US Navy F-18E Super Hornets make a formation over northern Iraq before striking Islamic State targets in Syria. Canada is set to join in airstrikes against the Islamic State in Syria. CNS photo /DoD handout via EPA

Syria mission a humanitarian necessity: Chaldean eparch

By 
  • April 1, 2015

OTTAWA - The Chaldean Catholic Eparch of Canada says Canadian military intervention against the Islamic State is a humanitarian necessity to protect defenceless people in Iraq and Syria.

In an interview from Toronto, Eparchial Bishop Emanuel Shaleta said countries like Canada need to do “whatever they can to stop the barbaric actions of ISIS.”

Shaleta recognized the intervention will be costly in terms of lives and money, but “it is part of our human responsibility,” especially since Canada is known for its support of human rights and international law.

Shaleta warned if Canada does not do something to degrade the Islamic State, it would not only expand its activities in the Middle East, but also potentially inside Canada.

“They know how to convince people, to sell their ideas,” he said. “Maybe here in Canada, there are many sympathizers.”

On March 30 the House of Commons passed a motion by a vote of 142 to 129 to extend and expand its military intervention against the Islamic State. The mission will now include airstrikes in Syria as well as Iraq until  March 30, 2016.

“(The Islamic State’s) barbarity is an affront to human dignity and to the civilized world,” said Foreign Affairs Minister Rob Nicholson when he introduced the motion. “It threatens the very principles that shape Canada’s national identity and guide our engagement on the global stage. Its violent ideology and expansionist agenda jeopardize Canadian interests and threaten Canadian citizens.”

Defence Minister Jason Kenney argued Canada has a moral obligation to defend against genocide and ethnic cleansing, describing the Islamic State as “the common enemy of humankind.”

“It is hard for some, perhaps with the enlightened Western paradigm, to grasp the nature of this organization, because it is profoundly irrational in its entire ideology, in its motivations and in its actions,” Kenney said. “This is an organization that is motivated by a dystopian vision of imposing, through violence, a caliphate: the idea of a theocracy grounded in a particularly violent iteration of seventh-century Sharia law.”

The motion was opposed by the New Democrats and the Liberals. The New Democrats opposed military intervention, but support beefing up Canada’s humanitarian aid; the Liberals support training Iraqi troops, but insist Canada’s military must be engaged in non-combat missions.

Appointed bishop by Pope Francis in 2014, Shalata said that taking a stand against the Islamic State and continuing to degrade its capabilities “will be beneficial to Canada.” In addition, action “will show the whole world Canada is thinking about defenceless people,” said the Iraqi-born bishop.

Shaleta said the Islamic State started in Syria and diminishing its capabilities means “it is necessary to follow them where they are.”

“These guys are not behaving as human beings,” he said.
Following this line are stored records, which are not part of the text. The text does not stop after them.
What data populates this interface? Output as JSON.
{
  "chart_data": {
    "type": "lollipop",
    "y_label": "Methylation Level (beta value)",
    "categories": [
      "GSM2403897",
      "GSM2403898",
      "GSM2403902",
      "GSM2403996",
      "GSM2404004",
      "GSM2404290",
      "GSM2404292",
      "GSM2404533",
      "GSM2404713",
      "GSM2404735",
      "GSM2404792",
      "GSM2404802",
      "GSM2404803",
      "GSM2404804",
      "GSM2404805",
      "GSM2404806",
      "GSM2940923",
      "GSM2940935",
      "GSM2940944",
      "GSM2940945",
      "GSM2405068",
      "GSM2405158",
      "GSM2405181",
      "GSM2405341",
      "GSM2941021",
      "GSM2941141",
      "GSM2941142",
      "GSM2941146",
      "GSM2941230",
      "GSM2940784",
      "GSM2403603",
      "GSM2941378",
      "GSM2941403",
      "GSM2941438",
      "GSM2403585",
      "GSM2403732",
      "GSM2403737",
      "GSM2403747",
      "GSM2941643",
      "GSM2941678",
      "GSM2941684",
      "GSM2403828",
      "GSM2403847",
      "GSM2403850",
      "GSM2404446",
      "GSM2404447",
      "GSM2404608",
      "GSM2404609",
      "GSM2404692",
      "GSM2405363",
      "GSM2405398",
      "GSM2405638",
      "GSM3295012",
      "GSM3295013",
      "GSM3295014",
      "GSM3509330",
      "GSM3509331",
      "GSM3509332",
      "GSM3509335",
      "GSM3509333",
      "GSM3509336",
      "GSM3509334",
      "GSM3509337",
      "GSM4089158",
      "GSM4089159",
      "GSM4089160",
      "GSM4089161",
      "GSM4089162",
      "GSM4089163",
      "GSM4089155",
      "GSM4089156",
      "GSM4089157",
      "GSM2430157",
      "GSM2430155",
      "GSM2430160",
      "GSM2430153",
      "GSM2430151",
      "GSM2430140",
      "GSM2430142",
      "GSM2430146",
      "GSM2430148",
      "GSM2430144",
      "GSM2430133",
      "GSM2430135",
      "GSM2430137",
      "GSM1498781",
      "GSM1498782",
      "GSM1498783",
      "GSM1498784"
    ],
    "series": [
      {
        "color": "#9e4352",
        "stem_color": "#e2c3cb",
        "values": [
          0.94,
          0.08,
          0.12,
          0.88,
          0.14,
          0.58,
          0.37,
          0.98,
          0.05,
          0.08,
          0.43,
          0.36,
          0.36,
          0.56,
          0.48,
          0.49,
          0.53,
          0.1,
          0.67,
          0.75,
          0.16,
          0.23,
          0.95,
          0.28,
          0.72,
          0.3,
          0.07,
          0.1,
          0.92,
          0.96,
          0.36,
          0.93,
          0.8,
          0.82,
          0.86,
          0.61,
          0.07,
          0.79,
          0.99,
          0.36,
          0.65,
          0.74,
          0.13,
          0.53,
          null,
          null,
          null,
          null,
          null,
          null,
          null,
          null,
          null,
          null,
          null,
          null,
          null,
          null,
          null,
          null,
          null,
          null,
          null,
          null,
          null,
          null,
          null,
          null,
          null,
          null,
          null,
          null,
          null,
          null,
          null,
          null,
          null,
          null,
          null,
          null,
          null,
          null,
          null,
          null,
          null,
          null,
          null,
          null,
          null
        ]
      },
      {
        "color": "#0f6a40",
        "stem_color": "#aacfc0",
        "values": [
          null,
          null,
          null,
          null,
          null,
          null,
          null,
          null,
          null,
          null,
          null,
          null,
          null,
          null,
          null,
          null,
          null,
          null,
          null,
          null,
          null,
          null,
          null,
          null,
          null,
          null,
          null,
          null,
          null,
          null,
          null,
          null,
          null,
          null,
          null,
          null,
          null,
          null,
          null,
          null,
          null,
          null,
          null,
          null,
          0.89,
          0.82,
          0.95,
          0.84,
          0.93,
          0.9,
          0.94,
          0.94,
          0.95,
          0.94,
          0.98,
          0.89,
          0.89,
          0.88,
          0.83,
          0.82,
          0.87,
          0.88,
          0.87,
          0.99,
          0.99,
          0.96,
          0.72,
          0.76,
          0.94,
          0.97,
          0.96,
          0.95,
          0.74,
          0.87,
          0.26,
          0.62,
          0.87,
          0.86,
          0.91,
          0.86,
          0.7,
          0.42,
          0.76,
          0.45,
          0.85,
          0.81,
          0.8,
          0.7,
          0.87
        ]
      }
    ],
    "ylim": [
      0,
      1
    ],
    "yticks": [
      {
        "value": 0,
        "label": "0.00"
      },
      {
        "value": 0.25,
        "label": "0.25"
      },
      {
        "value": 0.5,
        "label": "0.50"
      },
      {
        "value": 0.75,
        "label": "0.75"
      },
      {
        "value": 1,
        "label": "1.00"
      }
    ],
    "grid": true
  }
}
Their barbaric behaviour “shows no respect for international law,” and they exhibit “no compassion in their hearts at all.”

The bishop said Iraq and Syria are “just names” on the maps, and neither country has a real government, just warring militias and “no one is there to take control.” The Islamic State “can cross the border any time they want,” he said.

Carl Hetu, national secretary for the Catholic Near East Welfare Association, Canada, stressed the need for a peace plan.

“I think everybody knows in the Middle East and in the world (the Islamic State) needs to be stopped and punished for its crimes,” Hetu said CNEWA. “At the bottom of it all, peace is what’s needed.”